「………。なんか、しみじみ…アンタと出会えたことに感謝したいわ。」
「………!」
「自分を理解して好いてくれて、真っ直ぐにぶつけてくれる女子なんて…いなかったから。私、突っ走る傾向あるねんな。だから…ついていけん、て、離れる友達も少なくない。けどアンタは根気強く傍にいてくれるやろ?どう突っ込んでも言葉は返ってくるし、ウマは合うし。」
「…ボケもツッコミもタ〇アンドト〇さんから学びましたから。コンビ愛です。」
(注:いっぽの憧れの一番は今でも彼らです。)
「………。その小ボケのキレもハンパないわな。ちゅーか、なんて言うん?もっと早く知り合えれば良かったと思うし、これから離れるかと思うと…心細い。」
「……?何故『離れる』と?」
「二人全くバラバラの進路。ウチらにこの先交わる道は…ないやろ。」
「………!」
「……卒業…したない。」
「……そうか…そうですよね。」
「………。最近…実感する。周りが受験一色で、それぞれに目指すものが別で、いつまでも…こうしていられないんだなって。」
「……オオサカ……。
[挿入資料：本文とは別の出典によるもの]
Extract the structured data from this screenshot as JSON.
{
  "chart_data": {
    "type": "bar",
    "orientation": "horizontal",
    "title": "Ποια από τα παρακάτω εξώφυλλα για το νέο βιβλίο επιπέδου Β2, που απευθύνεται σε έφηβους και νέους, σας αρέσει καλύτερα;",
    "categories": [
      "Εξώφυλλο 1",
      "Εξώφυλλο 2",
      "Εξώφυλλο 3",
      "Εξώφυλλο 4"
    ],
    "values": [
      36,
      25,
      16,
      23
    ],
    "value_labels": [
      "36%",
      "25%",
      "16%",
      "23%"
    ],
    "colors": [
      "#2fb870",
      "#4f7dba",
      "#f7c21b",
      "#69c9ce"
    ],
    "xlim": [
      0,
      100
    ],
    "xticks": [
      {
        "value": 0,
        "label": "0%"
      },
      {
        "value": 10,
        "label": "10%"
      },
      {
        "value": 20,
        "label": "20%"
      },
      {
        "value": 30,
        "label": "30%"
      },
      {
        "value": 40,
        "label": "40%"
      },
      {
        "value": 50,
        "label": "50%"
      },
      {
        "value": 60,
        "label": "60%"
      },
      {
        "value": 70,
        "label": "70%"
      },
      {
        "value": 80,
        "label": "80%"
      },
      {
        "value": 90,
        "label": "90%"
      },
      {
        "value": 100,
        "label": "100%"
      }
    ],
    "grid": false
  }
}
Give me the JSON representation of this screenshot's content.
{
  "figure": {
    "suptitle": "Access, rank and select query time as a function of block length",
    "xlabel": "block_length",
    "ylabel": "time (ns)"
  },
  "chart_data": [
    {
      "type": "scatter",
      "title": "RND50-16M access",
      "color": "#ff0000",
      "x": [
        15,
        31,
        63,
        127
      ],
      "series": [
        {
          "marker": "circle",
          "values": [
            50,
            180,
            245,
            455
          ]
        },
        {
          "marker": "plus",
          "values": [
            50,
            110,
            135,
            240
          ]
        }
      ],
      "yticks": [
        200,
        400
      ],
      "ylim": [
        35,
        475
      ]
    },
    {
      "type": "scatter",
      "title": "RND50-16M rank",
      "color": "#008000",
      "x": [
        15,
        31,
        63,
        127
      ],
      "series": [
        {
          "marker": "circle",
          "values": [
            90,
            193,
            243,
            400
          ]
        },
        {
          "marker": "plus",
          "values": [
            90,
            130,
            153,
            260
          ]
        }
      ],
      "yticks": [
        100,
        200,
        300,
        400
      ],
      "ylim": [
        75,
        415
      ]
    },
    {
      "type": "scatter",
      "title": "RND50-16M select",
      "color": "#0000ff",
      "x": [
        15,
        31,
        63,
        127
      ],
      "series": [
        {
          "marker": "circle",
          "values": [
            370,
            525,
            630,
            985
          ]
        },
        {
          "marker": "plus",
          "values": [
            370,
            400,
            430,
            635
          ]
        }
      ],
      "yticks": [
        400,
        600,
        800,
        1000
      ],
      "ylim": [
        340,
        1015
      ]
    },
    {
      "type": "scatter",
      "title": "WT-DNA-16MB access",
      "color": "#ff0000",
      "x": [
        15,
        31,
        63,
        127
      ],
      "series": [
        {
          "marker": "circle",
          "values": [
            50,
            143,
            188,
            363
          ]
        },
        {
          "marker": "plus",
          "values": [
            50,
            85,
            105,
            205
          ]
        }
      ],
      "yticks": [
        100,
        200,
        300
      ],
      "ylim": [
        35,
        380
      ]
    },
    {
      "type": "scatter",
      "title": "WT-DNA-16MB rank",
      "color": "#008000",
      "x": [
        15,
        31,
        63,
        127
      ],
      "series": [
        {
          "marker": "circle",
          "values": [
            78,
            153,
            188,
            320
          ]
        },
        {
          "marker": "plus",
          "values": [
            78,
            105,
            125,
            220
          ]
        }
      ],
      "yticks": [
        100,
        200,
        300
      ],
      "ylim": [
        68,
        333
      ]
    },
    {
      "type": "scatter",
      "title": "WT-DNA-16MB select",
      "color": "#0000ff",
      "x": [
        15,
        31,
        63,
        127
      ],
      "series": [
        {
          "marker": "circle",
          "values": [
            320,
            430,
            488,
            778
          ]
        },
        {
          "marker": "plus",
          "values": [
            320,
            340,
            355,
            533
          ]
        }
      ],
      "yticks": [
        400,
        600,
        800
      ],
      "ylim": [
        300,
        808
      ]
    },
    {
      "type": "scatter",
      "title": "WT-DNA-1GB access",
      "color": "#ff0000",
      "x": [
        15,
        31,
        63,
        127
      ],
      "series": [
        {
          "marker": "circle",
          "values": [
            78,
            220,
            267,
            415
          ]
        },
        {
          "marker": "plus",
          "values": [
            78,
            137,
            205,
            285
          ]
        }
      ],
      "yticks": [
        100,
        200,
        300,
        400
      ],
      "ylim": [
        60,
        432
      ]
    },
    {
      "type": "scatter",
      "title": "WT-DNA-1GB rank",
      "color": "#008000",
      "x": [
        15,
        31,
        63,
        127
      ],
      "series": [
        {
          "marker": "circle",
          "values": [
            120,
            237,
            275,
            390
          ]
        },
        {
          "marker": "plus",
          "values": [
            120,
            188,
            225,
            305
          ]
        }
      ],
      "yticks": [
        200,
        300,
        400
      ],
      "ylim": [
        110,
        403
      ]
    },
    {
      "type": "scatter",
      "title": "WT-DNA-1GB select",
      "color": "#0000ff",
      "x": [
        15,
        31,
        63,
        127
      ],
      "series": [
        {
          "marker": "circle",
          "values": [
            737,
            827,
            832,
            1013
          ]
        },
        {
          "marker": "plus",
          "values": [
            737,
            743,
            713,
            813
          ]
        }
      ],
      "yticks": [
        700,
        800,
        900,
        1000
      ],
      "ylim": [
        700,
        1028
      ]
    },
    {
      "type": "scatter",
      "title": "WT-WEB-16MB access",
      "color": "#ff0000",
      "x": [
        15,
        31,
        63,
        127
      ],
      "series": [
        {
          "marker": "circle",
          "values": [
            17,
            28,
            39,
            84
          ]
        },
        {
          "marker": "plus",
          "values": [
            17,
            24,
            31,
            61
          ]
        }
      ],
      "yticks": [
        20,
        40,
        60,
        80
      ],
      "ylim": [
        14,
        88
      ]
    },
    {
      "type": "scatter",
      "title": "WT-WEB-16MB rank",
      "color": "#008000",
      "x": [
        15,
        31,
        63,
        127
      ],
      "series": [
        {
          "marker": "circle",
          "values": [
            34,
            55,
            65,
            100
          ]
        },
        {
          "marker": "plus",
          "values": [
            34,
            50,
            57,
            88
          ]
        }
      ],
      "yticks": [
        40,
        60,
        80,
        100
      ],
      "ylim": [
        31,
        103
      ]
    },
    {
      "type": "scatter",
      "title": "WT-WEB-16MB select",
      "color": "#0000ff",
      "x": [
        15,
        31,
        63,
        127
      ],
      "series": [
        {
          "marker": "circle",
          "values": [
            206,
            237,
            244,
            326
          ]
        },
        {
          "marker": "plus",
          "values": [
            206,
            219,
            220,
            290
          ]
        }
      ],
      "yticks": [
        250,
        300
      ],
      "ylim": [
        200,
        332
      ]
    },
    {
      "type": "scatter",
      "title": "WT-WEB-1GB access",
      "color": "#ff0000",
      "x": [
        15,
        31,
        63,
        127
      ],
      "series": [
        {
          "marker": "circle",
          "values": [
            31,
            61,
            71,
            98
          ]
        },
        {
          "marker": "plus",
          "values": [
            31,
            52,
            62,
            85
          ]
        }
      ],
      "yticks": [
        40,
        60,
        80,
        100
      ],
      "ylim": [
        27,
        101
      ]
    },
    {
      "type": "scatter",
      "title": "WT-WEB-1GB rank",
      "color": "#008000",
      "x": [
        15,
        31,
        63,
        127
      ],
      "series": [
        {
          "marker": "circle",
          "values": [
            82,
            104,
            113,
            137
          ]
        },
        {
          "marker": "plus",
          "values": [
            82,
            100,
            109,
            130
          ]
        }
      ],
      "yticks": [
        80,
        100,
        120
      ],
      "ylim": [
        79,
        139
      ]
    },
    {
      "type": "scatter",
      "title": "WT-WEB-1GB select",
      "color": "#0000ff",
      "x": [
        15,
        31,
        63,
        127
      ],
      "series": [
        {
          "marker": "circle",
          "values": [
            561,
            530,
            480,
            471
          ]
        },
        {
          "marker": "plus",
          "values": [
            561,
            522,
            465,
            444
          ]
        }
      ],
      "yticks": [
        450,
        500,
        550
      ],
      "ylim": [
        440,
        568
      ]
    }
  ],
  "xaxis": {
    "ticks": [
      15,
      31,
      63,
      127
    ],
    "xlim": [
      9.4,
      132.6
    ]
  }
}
」
私……
わかっているようでわかっていませんでした。
今、こうしてクラスの皆さんと楽しく過ごしていて、オオサカがいつも傍にいて。
それがさも当たり前に続くと……思っていたわ。
でも……、
そうじゃない。
オオサカも、莉奈ちゃんや高津くんも、長南殿も。
私の大好きな人達が。
みんな……
離れ離れになってしまうのね。
卒業するってことは、必然的に、そう………、
あの人とも。
ガラリと教室の前方の扉が開いて……
「休憩はもー終わり。早く席につけよー?」
……彼が、プリントを抱えてやって来る。
「…………。そんなの…、嫌ですッ!!」
思わず。
机の上を叩いて……私は、立ち上がる。
「ア?(イラッ)……。そんなに嫌なら、講習出てもらわなくていいけど。」
イラついた顔で、彼こと…ニシハルが、私を睨みつけた。